I reached out and took hold of one of Leon’s outstretched hands. He jumped and tried to pull away. “Jesus. You scared the hell out me.” I took Anne’s hand as well. “You can seriously still see in here?”

“A little. Enough to keep us from bumping into anything.”

“How many fingers am I holding up?”

“One, and if you don’t put it down, I’m going to leave your ass here.”

“Just checking.”

I led them forward at a walk. “Anne, let me know if I need to change course.”

“Really? That never would have occurred to me. I was just going to let you lead us around in a big ol’ circle until we died.”

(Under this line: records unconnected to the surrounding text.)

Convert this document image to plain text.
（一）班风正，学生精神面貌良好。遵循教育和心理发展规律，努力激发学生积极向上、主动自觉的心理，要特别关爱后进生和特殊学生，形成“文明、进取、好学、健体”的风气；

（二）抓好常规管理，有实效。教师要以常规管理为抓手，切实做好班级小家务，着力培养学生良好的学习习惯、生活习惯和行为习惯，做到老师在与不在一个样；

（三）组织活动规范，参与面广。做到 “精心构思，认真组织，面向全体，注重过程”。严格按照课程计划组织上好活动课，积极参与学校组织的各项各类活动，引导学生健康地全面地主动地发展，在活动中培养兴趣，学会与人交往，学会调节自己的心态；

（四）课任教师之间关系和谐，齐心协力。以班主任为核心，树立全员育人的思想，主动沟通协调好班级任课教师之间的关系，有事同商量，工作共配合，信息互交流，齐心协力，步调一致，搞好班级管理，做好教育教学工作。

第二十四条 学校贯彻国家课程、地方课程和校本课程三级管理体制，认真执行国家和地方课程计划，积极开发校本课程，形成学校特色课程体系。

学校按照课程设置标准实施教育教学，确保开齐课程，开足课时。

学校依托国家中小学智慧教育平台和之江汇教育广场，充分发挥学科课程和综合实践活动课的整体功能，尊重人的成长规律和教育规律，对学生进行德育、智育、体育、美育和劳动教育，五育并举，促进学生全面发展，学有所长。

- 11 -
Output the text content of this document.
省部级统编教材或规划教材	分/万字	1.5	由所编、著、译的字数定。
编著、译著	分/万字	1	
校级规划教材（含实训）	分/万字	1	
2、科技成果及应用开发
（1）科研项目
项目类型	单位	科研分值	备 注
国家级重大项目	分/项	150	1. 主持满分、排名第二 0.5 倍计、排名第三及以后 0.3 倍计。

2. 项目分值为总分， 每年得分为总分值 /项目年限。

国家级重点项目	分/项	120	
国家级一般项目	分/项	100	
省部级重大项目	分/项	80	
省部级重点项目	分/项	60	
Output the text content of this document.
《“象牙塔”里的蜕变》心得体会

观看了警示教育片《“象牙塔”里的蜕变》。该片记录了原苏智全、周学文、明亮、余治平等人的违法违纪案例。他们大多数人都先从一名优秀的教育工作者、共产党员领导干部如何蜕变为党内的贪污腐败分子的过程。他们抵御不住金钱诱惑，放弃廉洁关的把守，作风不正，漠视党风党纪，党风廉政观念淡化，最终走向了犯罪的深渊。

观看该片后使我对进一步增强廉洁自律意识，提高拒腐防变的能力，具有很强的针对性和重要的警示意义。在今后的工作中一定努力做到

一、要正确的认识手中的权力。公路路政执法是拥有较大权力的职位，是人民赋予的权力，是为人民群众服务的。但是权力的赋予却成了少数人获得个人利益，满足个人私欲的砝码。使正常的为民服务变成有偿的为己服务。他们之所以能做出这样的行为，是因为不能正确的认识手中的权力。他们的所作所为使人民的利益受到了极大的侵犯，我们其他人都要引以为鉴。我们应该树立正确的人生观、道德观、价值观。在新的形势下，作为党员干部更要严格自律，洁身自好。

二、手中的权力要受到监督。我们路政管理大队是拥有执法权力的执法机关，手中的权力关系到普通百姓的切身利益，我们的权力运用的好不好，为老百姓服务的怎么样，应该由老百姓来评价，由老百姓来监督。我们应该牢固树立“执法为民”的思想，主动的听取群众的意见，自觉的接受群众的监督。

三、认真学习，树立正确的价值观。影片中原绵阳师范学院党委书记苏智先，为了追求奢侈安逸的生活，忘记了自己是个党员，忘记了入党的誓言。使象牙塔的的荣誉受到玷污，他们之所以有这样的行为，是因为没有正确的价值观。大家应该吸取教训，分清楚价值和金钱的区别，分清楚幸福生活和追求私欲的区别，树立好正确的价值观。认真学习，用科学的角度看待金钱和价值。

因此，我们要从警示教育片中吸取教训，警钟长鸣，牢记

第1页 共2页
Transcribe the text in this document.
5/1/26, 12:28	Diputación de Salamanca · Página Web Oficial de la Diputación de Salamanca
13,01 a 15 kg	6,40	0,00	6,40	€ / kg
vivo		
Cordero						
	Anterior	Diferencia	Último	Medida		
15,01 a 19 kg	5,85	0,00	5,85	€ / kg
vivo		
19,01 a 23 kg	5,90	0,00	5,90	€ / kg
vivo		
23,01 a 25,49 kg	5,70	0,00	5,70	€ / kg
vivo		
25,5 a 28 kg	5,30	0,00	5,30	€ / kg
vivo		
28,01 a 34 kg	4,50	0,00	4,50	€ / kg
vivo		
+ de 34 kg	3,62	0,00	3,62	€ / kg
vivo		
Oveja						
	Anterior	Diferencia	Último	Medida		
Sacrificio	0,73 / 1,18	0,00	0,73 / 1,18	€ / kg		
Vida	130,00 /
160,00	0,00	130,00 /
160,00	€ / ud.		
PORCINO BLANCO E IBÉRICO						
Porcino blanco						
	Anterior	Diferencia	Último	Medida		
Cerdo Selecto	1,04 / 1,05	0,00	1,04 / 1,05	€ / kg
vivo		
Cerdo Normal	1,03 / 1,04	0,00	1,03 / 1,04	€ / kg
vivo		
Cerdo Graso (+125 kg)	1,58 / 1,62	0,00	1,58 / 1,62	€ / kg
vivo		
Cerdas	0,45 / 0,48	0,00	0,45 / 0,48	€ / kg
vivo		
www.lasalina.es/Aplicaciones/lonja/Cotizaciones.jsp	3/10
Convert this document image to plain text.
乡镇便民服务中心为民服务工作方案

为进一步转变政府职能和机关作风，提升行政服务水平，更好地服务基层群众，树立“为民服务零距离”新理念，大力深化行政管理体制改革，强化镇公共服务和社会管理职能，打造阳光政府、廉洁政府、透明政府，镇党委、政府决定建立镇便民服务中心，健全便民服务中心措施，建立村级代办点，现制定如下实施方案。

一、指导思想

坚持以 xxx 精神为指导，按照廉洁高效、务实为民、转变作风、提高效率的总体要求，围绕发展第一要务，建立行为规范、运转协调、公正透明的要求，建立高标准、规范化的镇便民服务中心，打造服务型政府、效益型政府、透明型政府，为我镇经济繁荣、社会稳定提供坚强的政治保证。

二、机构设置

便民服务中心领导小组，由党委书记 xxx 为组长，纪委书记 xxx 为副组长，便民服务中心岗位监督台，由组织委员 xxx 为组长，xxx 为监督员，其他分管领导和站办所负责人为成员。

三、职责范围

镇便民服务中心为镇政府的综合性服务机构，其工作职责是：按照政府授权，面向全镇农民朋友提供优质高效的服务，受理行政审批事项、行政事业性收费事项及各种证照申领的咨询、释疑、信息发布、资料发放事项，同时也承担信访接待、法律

“I hear sarcasm, but no directions.”

“Just keep walking.”

It was slow going. Every few feet either Anne or Leon would stumble over a root or piece of uneven ground and several times I had to move around brush or branches blocking our way that I hadn’t seen until we were only a few feet away.

“This is bullshit,” said Leon after nearly falling for the tenth time. “Even if I don’t break a leg, at this rate it’ll we’ll die of old age before we get there.”

“Let me try something,” said Anne. She dug her phone out of her pocket and pushed a key. The tiny postage-stamp-sized screen lit up, but the light was too weak to even reach the ground at her feet. “Worth a shot.”

“You seriously need a better phone,” said Leon.